L’enseignement de Pichon-Rivière est toujours présent dans mon travail quotidien. Aujourd’hui même, Gilda une patiente que je suis et qui souffre d’un Syndrome de Cotard avec des mécanismes de négation corporelle découvre dans sa pensée (Mind) qu’elle souffre de strabisme mental. Je lui demande ce qu’elle entend avec cette expression, elle me répond:

- " Je vois à l’horizon une image confuse qui se coupe en deux "

- " Votre strabisme est divergent " lui dis-je.

Elle associe à ces deux objets qui se détachent, l’image de ses parents séparés. Elle ajoute:

- " J’ai toujours voulu les séparer, en couple, ils étaient contre moi. "

C’est un bon exemple des parents combinés de M. Klein, de même que la présence d’un phénomène de divalence décrit par Pichon-Rivière. Cette divalence correspond en partie à la " Ich Spaltung " de Bleuler et Freud qui anticipe le phénomène de dédoublement de l’objet (Objektspaltung de M. Klein) et de la personnalité.

José Bleger parle de l’enseignement de Pichon, inspiré par Freud, Klein et Fairbairn, de même que Griesinger en ce qui concerne une vision globale de la psychiatrie psychanalytique. La théorie de la maladie unique dit Bleger, n’est pas seulement un apport théorique mais un puissant instrument de travail. Il relie la maladie unique dans ses différentes dérives cliniques avec une phénoménologie complexe des modèles de liaison (" Vinculo ") qui complète la notion de relation d’objet chez M. Klein. La théorie de l’apprentissage chez Pichon-Rivière qu’il utilisera dans ces groupes opératoires est un legs important. Tous ces élèves de l’époque dont je fais partie ont gardé cette passion pour la recherche et pour un esprit de groupe: apprendre ensemble ou plutôt créer un champ (Field) fonctionnelle suivant les idées de Kurt Lewin et de Paul Schilder.

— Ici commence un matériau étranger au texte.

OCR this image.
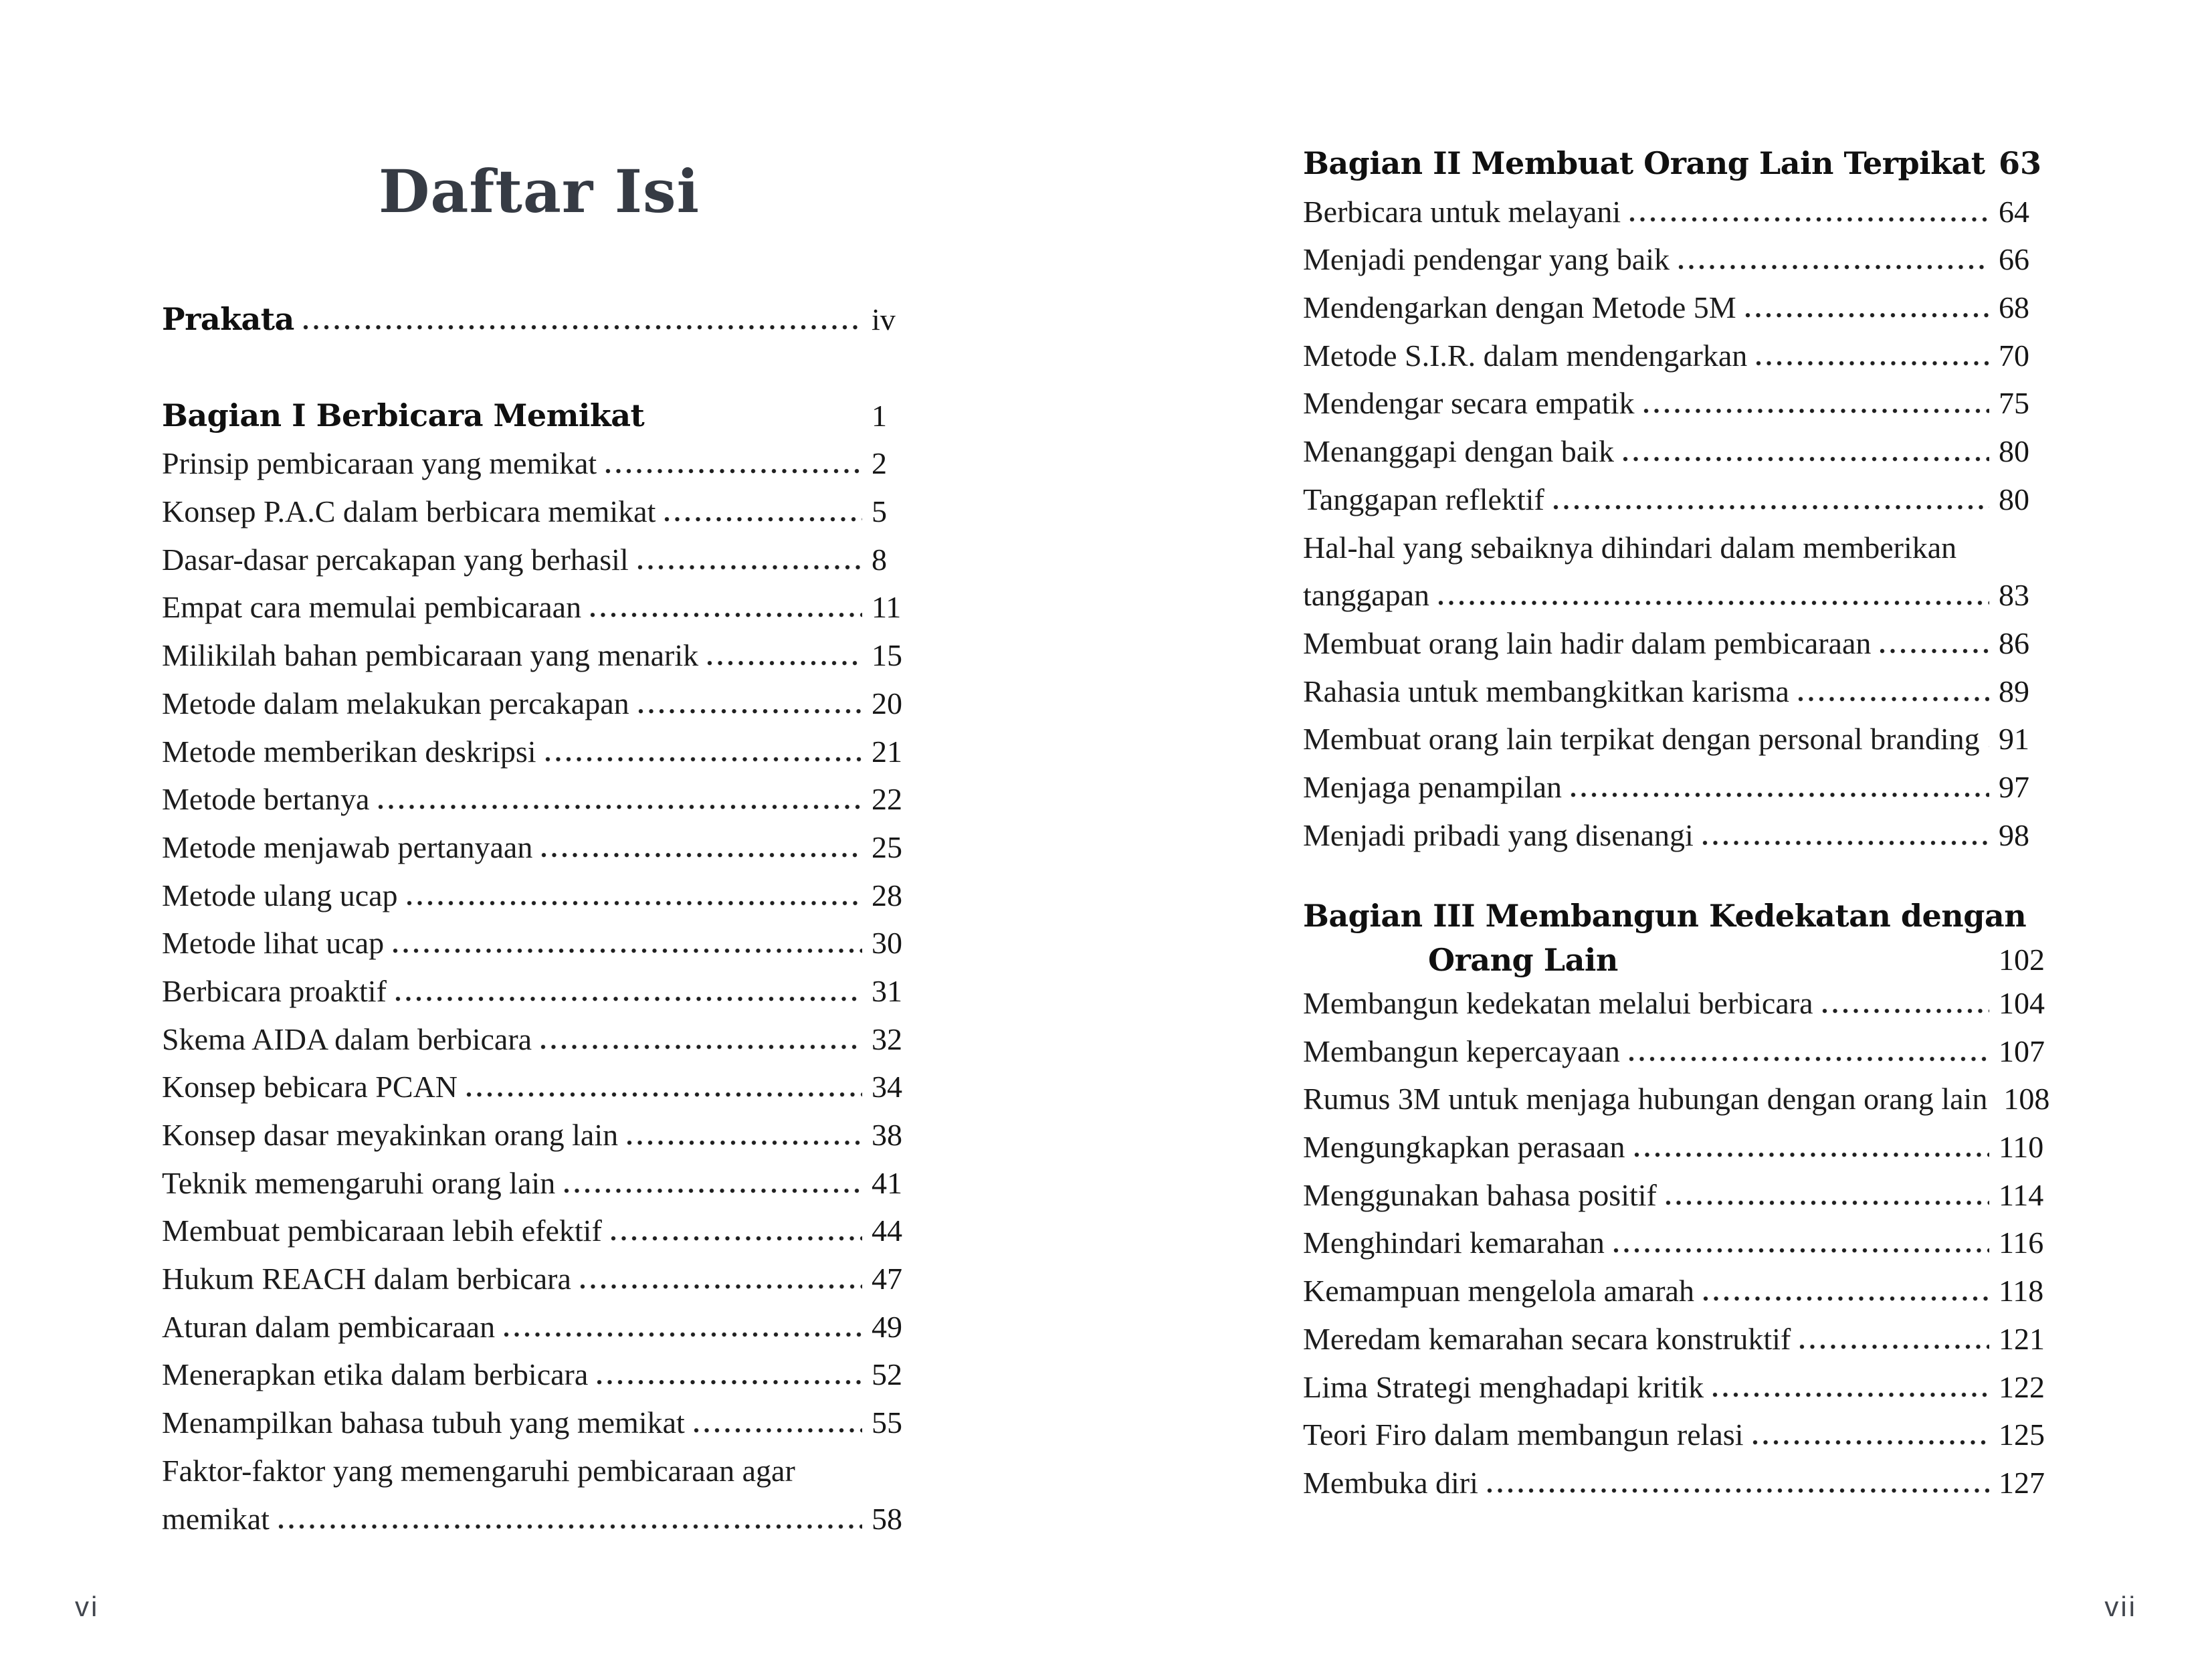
Daftar Isi
Prakata	iv
Bagian I Berbicara Memikat	1
Prinsip pembicaraan yang memikat	2
Konsep P.A.C dalam berbicara memikat	5
Dasar-dasar percakapan yang berhasil	8
Empat cara memulai pembicaraan	11
Milikilah bahan pembicaraan yang menarik	15
Metode dalam melakukan percakapan	20
Metode memberikan deskripsi	21
Metode bertanya	22
Metode menjawab pertanyaan	25
Metode ulang ucap	28
Metode lihat ucap	30
Berbicara proaktif	31
Skema AIDA dalam berbicara	32
Konsep bebicara PCAN	34
Konsep dasar meyakinkan orang lain	38
Teknik memengaruhi orang lain	41
Membuat pembicaraan lebih efektif	44
Hukum REACH dalam berbicara	47
Aturan dalam pembicaraan	49
Menerapkan etika dalam berbicara	52
Menampilkan bahasa tubuh yang memikat	55
Faktor-faktor yang memengaruhi pembicaraan agar
memikat	58
Bagian II Membuat Orang Lain Terpikat 63
Berbicara untuk melayani	64
Menjadi pendengar yang baik	66
Mendengarkan dengan Metode 5M	68
Metode S.I.R. dalam mendengarkan	70
Mendengar secara empatik	75
Menanggapi dengan baik	80
Tanggapan reflektif	80
Hal-hal yang sebaiknya dihindari dalam memberikan
tanggapan	83
Membuat orang lain hadir dalam pembicaraan	86
Rahasia untuk membangkitkan karisma	89
Membuat orang lain terpikat dengan personal branding 91
Menjaga penampilan	97
Menjadi pribadi yang disenangi	98
Bagian III Membangun Kedekatan dengan
Orang Lain	102
Membangun kedekatan melalui berbicara	104
Membangun kepercayaan	107
Rumus 3M untuk menjaga hubungan dengan orang lain 108
Mengungkapkan perasaan	110
Menggunakan bahasa positif	114
Menghindari kemarahan	116
Kemampuan mengelola amarah	118
Meredam kemarahan secara konstruktif	121
Lima Strategi menghadapi kritik	122
Teori Firo dalam membangun relasi	125
Membuka diri	127
vi	vii
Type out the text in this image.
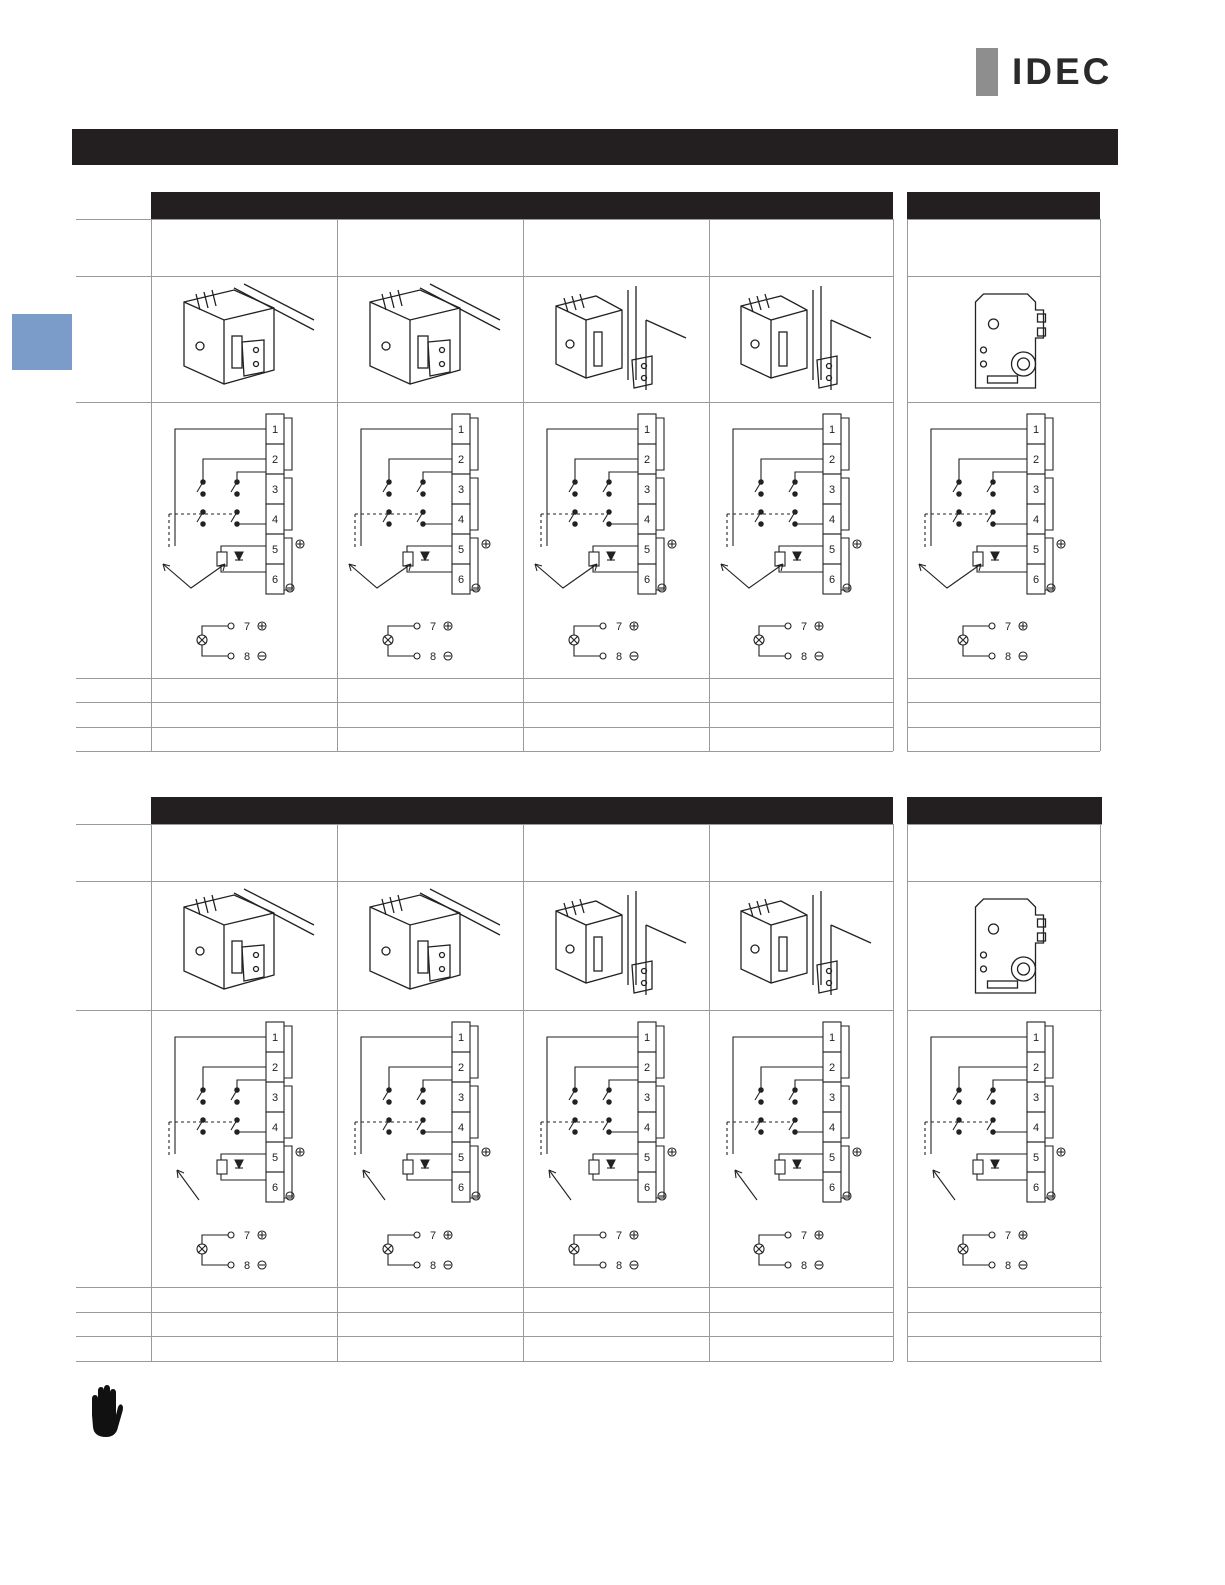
IDEC
1
2
3
4
5
6
7
8
1
2
3
4
5
6
7
8
1
2
3
4
5
6
7
8
1
2
3
4
5
6
7
8
1
2
3
4
5
6
7
8
1
2
3
4
5
6
7
8
1
2
3
4
5
6
7
8
1
2
3
4
5
6
7
8
1
2
3
4
5
6
7
8
1
2
3
4
5
6
7
8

A propos du champ analytique et du transfert psychotique et non psychotique, il a écrit un travail très important sur les identifications projectives dans le contexte psychanalytique publié dans la Revue française de psychanalyse de 1952, dirigé alors par Lagache.

Je n’ai pas suivi l’époque de sa psychiatrie sociale, ni de ses groupes opératoires, mais je retrouve dans les séminaires que je fais, une résonance opérative dans le processus d’apprentissage que j’essaie de transmettre. En effet, la notion " d’opérativité " est liée d’après moi à l’idée du travail groupal (Bion) et aussi à une manière de concevoir la réalité. En allemand, le terme " Wirklichkeit " correspond à la notion de réalité et dans le verbe " Wirken " existe en autre la signification d’occuper la fonction de quelqu’un ou de quelque chose. Chez E. Pichon-Rivière, on a toujours appris que la manière de connaître la réalité de l’autre, se fait à travers un jeu d’identification (projective et introjective). Etre en partie dans l’autre pour le comprendre sans devenir l’autre, ainsi une éthique de la rencontre se déploît entre patient et analyste, entre maître et élève et entre l’artiste et ses modèles.